The LTE modem discovered in the Nexus 4 is an evolutionary leftover akin to an appendix or tailbone, LG has explained, dashing any hopes of a firmware update unlocking future 4G capabilities. Interest was raised when teardowns of the latest Nexus smartphone revealed it had an LTE-capable modem, despite being billed as 3G only; as LG told TechRadar, however, that's just the vestigial remnants of the more advanced - and more expensive - device the Nexus 4 was based upon.
"In order to provide the best possible specification for Nexus 4, LG utilised the same powerful Qualcomm Snapdragon chipset as can be found in its 4G LTE product, namely LG Optimus G," a spokesperson said of the modem's presence. "This powerful chipset is only available with a combined processor and modem and cannot be implemented separately."
Even with the modem in place, that's not enough to ensure 4G support even if the drivers from the Optimus G were ported to the Android 4.2 handset. The Nexus 4 is missing vital hardware to actually take advantage of that modem.
"The modem contains 4G LTE capabilities but is only effective when combined with other essential hardware parts such as a signal amplifier and filter in order for it to work" the LG spokesperson explained. "It therefore cannot be upgraded to 4G LTE capability through software."
LG's comments are at odds with discoveries made by Android modders earlier in the month, however, who discovered that Canadian LTE support could apparently be enabled with a relatively straightforward hack.

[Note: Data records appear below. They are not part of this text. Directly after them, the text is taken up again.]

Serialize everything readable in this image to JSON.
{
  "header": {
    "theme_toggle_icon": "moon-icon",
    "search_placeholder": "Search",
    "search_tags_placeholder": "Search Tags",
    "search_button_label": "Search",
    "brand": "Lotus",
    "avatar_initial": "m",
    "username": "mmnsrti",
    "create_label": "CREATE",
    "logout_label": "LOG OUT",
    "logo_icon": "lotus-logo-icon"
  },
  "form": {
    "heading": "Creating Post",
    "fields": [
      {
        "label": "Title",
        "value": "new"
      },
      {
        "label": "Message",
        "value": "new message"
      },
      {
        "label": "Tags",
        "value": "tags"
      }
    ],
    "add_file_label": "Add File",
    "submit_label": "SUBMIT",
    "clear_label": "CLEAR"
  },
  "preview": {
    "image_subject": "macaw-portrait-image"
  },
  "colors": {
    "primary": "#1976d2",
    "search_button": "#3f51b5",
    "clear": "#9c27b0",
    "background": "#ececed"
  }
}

The decision to leave out official 4G support in the Nexus 4 met with disappointment from many, though Google has its reasons for the omission. In addition to making the phone cheaper - important, since Google is placing an emphasis on unlocked, SIM-free sales - it also bypasses the carrier collaboration required to test and certify LTE devices on the newer breed of 4G networks.
It also avoids the headaches of supporting the various LTE bands in operation around the world; so far, there's no one single LTE modem that can play nicely with all of the 4G networks currently deployed. As Apple has discovered with its multiple versions of the iPhone 5, currently the only feasible option for a manufacturer is to offer several variants of a device, each catering to a handful of the 4G frequencies in use.
Given the last-gen Galaxy Nexus was offered in 4G form on Verizon, however, there's still the expectation - so far unconfirmed by Google itself - that an LTE Nexus 4 will be offered at some point in the smartphone's life cycle. So far, though, despite the frustration of the 4G-addicted, out-of-control demand for the Nexus 4 means that even with only 3G onboard, the handset has been a sales success for Google.